Stangata nascosta tra i rifiuti Tartassati negozi e ristoranti

Spazzatura diminuita, ma la Tari è cresciuta del 55%. Un peso di tre miliardi soprattutto sulle imprese. Confcommercio denuncia: pressione record sui locali

Stangata nascosta tra i rifiuti Tartassati negozi e ristoranti

L a stangata fiscale è nascosta dentro il sacchetto della spazzatura. La partita di giro è nota. Il governo taglia trasferimenti ai Comuni, ma lascia ampi margini ai sindaci su tasse tariffe. Le amministrazioni locali ne approfittano, si prendono una parte della «colpa» di un livello di pressione fiscale, ma chiudono i bilanci dell'anno senza rossi eccessivi. Il governo può dire di non avere aumentato le tasse. A rimetterci sono i contribuenti, a partire dalle piccole aziende e dai commercianti. La conferma, con cifre e percentuali, è tutta nel rapporto presentato ieri da Confcommercio «Tassa Rifiuti, azioni e proposte». N

egli ultimi cinque anni la produzione di rifiuti è diminuita sensibilmente. Ma la Tari, la tariffa rifiuti di competenza dei Comuni, è aumentata del 55%. In euro, sono 2,97 miliardi che gravano soprattutto sulle aziende e, più in generale, su un sistema economico già al collasso a causa delle troppe tasse. L'incremento maggiore si è registrato dal 2012, in coincidenza con l'altra stangata subita dagli italiani, quella sugli immobili con Imu e Tasi.Già questa è un'anomalia. Ma c'è dell'altro. Il rapporto della confederazione guidata da Carlo Sangalli segnala delle «distorsioni eclatanti» che riguardano le singole categorie. Alcuni negozi (calzature, librerie, cartolerie e ferramenta), hanno registrato un aumento del 50%. Altri esercizi come campeggi, distributori, pensioni, edicole, farmacie e tabaccai, aumenti - sempre nel quinquennio - tra il 100 e il 110%. La stangata lievita se si considerano alberghi con ristoranti: 220%. Sale al 320% per bar e pasticceria. Livelli da fine dell'impero romano per ristoranti, trattorie, osterie, pizzerie e pub (480%), Ortofrutta, pescherie, fiorai e pizze al taglio (650%). Per non parlare delle discoteche, già prese di mira dal fisco: 690%. Si dirà, colpa del packaging ingombrante e degli avanzi e dei crescenti costi che devono affrontare i comuni.

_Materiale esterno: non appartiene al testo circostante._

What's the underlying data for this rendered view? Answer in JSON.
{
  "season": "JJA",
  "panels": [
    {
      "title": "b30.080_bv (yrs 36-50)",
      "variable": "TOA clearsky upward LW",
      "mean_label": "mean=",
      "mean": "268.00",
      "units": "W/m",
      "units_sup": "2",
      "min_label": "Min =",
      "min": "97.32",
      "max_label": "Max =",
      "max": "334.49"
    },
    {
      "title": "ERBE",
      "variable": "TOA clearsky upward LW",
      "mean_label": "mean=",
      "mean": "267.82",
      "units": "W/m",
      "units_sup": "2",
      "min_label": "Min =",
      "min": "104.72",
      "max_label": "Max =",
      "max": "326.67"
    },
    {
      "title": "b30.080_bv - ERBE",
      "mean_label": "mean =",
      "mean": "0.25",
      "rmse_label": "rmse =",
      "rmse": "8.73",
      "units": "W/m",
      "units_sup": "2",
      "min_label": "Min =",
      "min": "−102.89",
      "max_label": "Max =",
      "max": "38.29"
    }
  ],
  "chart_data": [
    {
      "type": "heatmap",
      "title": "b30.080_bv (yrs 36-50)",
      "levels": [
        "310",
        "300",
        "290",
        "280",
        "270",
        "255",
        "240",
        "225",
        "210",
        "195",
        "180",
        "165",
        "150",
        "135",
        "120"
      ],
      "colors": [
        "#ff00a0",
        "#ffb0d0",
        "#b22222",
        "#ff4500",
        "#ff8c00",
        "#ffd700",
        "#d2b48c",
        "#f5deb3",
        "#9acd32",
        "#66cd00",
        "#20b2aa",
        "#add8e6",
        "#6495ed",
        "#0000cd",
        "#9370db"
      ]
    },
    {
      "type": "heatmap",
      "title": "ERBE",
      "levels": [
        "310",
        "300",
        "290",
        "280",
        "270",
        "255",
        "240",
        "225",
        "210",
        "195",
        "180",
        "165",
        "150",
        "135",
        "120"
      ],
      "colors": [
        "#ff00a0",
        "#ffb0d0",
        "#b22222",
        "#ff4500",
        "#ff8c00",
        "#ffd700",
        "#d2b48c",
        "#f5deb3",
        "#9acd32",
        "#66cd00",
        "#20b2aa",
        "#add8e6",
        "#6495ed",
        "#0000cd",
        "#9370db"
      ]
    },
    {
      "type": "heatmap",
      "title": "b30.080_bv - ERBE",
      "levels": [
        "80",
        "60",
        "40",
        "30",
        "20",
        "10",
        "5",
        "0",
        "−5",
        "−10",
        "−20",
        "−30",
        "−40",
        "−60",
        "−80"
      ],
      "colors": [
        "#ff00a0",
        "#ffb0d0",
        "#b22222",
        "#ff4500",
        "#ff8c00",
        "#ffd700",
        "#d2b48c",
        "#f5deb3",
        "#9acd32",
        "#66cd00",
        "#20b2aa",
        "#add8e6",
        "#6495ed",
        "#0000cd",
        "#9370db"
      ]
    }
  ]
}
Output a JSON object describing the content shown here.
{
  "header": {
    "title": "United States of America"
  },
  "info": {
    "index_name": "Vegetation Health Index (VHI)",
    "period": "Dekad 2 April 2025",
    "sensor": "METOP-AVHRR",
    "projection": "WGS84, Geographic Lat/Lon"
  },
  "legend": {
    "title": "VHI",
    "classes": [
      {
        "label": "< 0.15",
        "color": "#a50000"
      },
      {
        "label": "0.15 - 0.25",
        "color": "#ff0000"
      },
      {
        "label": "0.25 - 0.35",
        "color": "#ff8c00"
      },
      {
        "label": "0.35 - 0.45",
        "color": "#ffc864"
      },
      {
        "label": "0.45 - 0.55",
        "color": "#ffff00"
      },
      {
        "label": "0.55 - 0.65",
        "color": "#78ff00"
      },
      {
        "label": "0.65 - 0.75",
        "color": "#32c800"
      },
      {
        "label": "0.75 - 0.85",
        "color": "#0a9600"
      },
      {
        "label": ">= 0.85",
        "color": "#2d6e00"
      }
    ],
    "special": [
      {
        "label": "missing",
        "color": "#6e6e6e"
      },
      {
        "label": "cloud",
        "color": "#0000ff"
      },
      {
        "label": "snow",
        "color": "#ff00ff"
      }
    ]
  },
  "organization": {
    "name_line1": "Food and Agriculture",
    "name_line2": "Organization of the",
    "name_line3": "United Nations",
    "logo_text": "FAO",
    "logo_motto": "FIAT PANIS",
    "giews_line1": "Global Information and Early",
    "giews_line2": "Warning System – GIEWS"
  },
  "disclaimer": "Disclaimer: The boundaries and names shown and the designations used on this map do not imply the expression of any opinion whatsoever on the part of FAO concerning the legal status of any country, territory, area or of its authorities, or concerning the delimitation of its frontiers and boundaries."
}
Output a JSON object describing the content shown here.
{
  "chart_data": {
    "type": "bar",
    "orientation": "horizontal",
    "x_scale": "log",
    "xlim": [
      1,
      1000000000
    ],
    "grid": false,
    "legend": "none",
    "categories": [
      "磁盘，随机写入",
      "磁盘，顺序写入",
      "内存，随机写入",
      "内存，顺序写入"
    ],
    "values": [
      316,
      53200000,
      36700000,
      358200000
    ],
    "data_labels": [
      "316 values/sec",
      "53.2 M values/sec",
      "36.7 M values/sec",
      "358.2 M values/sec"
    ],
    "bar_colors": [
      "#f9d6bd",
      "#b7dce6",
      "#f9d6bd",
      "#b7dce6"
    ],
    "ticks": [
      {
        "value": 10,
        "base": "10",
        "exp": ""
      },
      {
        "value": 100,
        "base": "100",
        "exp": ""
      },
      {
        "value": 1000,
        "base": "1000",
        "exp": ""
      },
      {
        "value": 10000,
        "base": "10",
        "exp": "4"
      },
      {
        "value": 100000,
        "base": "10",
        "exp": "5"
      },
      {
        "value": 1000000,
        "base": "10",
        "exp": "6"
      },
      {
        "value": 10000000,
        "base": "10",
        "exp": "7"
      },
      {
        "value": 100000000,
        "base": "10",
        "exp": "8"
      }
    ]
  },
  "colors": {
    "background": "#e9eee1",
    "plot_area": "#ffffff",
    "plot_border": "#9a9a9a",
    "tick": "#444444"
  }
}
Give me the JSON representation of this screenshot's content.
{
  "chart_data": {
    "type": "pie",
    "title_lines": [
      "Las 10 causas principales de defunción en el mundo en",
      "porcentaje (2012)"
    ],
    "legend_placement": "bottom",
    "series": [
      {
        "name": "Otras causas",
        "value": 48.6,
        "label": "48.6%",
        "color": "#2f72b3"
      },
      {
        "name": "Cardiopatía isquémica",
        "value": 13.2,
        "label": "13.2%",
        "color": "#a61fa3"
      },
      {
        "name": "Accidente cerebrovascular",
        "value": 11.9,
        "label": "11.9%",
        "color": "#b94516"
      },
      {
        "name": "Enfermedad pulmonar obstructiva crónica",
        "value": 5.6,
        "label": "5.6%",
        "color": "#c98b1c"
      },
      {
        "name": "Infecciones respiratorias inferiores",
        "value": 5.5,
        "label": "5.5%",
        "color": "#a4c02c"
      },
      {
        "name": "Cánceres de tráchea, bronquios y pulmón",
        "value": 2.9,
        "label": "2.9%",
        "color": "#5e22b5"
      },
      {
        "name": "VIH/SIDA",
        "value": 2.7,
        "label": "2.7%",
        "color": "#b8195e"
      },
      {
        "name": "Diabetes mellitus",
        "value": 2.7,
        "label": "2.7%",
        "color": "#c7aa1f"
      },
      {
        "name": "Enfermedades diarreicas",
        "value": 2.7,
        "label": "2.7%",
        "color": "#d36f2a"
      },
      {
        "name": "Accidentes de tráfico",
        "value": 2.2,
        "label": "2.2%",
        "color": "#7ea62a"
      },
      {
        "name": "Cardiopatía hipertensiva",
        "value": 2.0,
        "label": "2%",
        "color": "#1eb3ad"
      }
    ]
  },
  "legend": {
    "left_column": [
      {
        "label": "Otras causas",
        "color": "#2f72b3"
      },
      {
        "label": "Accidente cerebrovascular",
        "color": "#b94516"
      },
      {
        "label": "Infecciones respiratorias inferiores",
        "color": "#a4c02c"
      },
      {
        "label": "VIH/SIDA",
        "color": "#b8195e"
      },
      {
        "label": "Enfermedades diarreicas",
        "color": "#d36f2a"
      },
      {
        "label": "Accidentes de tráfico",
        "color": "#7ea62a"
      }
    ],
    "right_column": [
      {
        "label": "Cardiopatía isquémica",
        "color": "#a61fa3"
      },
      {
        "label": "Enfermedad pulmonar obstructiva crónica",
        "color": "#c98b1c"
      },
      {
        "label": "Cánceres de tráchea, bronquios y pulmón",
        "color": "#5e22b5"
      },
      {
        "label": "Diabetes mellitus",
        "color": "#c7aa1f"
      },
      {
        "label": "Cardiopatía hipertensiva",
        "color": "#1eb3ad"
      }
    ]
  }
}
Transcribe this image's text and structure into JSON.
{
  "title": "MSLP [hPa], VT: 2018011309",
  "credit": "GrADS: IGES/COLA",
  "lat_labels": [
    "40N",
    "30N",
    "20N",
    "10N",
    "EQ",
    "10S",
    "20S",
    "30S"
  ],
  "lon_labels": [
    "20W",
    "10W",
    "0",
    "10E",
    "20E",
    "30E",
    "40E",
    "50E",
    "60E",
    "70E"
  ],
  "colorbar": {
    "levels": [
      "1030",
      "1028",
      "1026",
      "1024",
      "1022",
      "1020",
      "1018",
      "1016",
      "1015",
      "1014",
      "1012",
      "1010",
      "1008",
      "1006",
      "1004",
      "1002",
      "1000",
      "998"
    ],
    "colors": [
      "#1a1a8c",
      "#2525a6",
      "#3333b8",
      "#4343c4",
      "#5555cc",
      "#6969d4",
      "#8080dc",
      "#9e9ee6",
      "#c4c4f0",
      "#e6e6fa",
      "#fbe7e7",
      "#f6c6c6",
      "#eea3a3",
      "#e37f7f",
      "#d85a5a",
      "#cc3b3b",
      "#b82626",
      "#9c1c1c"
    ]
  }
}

Ma non è così. Nello stesso periodo, la produzione di rifiuti è calata di 4,2 milioni di tonnellate. I rifiuti c'entrano poco, come dimostra l'elaborazione dei dati Opencivitas. Facendo la differenza tra la spesa storica dei comuni e il fabbisogno standard, emerge un extra costo di circa 1,3 miliardi. Soldi che i contribuenti pagano senza motivo. «È assolutamente necessario applicare con più rigore il criterio dei fabbisogni e dei costi standard per evitare che le imprese sopportino carichi fiscali eccessivi», spiega il presidente di Confcommercio Sangalli. Anche perché «questo livello di pressione fiscale e di costi sulle imprese impedisce al Paese di crescere a ritmi sostenuti». La lettura ufficiale di questo surplus di costi è l'inefficienza dell'amministrazione. In realtà nasconde un metodo che i contribuenti conoscono bene. I comuni fanno cassa con i rifiuti quando hanno ottenuto tutto il possibile dalle addizionali. Facile imporre una «tariffa» per un servizio essenziale, magari puntando l'indice su chi produce. Anche in questo caso la dimostrazione è nei dati e cioè nei divari tra i territori. Ci sono casi di comuni limitrofi in cui la spesa per la gestione di rifiuti, a parità di quantità e di qualità del servizio, arriva al 900%. La raccolta, il trattamento e lo smaltimento dei rifiuti non c'entra niente. Il problema è nei bilanci della amministrazioni comunali. Tra le curiosità che emergono dallo studio di Confcommercio, il Comune di Firenze che non brilla per efficienza.

L'amministrazione guidata dall'attuale premier fino al 2012, spende «circa il 20% in più rispetto al reale fabbisogno per il servizio di ritiro e smaltimento rifiuti, uno spreco che va a gravare soprattutto sulle imprese, su cui pesa il 65% del gettito.